Отыскав напротив "Юнион Ойстер Хаус" местечко для парковки, он
скормил счетчику четвертак. Потом перешел через улицу к супермаркету,
пробираясь сквозь толпы туристов и уличных торговцев с серебристыми
воздушными шарами, и ненадолго остановился, чтобы посмотреть на одетого в
костюм Пьеро студента, который жонглировал тарелками.

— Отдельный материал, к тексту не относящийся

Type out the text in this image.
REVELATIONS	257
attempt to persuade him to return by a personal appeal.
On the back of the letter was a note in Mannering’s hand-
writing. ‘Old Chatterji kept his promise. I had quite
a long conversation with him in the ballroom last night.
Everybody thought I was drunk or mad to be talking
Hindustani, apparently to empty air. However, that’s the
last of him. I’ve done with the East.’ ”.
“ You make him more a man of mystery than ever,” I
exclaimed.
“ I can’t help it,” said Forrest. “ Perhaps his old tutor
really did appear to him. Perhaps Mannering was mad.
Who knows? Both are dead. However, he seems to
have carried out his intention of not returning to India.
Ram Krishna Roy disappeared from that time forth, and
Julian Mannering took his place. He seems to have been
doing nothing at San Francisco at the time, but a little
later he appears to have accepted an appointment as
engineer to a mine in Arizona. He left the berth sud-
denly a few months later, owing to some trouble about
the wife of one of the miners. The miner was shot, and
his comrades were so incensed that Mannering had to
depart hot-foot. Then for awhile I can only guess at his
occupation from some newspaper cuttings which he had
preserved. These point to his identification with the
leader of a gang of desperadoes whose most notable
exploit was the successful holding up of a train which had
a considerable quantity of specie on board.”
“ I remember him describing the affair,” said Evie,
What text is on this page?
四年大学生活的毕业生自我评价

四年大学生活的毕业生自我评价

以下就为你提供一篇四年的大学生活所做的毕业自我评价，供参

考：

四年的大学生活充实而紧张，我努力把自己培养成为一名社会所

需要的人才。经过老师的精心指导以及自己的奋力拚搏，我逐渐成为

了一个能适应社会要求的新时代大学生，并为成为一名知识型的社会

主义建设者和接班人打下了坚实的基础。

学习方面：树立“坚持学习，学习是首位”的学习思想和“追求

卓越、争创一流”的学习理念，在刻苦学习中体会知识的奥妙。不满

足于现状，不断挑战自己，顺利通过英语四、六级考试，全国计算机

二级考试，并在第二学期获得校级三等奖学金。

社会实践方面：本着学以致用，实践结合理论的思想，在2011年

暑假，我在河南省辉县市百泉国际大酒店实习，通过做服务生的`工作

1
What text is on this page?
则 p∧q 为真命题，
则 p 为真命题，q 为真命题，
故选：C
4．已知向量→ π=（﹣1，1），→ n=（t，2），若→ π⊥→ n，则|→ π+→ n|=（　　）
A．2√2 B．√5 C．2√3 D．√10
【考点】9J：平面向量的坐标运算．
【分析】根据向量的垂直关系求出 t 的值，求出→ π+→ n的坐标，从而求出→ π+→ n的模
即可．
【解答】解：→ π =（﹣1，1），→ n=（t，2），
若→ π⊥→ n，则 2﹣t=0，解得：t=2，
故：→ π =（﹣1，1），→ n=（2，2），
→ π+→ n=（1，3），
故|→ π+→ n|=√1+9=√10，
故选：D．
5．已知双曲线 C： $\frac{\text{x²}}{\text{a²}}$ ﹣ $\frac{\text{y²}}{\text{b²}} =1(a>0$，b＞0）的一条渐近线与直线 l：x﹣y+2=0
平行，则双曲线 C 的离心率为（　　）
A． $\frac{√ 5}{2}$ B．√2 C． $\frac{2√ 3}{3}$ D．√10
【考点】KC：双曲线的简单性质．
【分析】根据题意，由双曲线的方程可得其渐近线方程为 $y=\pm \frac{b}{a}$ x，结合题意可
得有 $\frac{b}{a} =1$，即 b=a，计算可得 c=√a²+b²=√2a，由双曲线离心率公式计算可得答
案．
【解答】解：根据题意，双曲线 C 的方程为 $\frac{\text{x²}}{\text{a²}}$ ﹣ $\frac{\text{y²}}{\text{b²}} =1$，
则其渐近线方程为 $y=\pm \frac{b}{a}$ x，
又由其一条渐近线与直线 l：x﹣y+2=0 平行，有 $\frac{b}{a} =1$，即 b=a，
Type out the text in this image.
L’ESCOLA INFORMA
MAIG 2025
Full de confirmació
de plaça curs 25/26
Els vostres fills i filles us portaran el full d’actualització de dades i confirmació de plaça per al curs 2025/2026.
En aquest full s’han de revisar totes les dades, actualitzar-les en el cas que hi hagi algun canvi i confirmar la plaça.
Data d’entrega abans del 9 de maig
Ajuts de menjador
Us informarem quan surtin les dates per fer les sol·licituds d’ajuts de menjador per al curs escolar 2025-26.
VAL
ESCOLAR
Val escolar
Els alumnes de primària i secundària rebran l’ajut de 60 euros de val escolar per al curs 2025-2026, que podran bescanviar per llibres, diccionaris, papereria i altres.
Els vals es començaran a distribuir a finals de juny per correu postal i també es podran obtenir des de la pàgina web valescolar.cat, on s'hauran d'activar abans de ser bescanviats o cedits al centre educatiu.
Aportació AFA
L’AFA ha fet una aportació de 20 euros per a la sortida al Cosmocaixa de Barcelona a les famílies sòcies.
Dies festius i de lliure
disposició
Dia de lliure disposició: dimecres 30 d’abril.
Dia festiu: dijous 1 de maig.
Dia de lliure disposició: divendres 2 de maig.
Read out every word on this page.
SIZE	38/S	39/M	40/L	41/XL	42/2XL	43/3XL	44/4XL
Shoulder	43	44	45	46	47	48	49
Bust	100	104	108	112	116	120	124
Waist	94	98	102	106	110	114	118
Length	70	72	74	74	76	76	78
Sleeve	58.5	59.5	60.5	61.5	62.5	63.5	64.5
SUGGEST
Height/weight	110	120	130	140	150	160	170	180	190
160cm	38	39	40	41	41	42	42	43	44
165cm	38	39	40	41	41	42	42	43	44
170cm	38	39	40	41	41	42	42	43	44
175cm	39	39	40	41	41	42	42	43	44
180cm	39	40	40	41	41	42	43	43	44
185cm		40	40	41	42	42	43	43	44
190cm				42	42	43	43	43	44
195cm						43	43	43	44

Девушка в цветочном магазине приветствовала его зубастой улыбкой.
- У меня есть такие розы, доктор Маккей! - Она отвела его в
прохладное помещение. Розы оказались ярко-розовыми бутонами.
- Они будут стоять? - рассеянно поинтересовался он.
Девушка колебалась. Лгать ему она не стала бы. Поэтому вместо роз он
выбрал горшок желтых хризантем.
Улицы вокруг пустыря кишели людьми. Рабочие чинили трубы. Казалось,
этот ремонт вечен. Запах выхлопных газов; урчание моторов; отражающееся от
хрома солнце; липкий воздух, пронизанный гудками и треском помех,
несущимся из автомобильных приемников. Стоило свернуть на
Коммонуэлс-авеню, и поток машин сразу поредел. Поездка заняла двадцать
пять минут. Обычно, по подсчетам Маккея, выходило двадцать.
Поставив машину за воротами кладбища, он осторожно забрал с
пассажирского сиденья горшок с цветами. Потом запер дверцы и опустил в
счетчик четвертак.
Ленч он взял в столовой на углу. Хорошо прожаренный ростбиф, с собой.
Они знали, что он обычно заказывает. И бутылку диетической кока-колы.
Консервы Маккей презирал.
На кладбище было жарко и пыльно. Нечем дышать. За долгое сухое лето
зелень выгорела и увяла. В лохматой жухлой траве вокруг могил было полно
сорняков. Инфляция, печально подумал он. Свела на нет умение должным
образом поддерживать порядок. И все же профессору казалось, что Мэгги это
не огорчило бы.
Он шел по правой дорожке, пока не добрался до статуи. Святой Патрик.
Старый друг. Маккей задержался, чтобы взглянуть на изваяние. Одна каменная
рука сжимала епископский посох, другая была воздета и благословляла.
Почерневшие от копоти, выбеленные птичьим пометом черты лица святого были
едва различимы. На голове Патрика восседал голубь.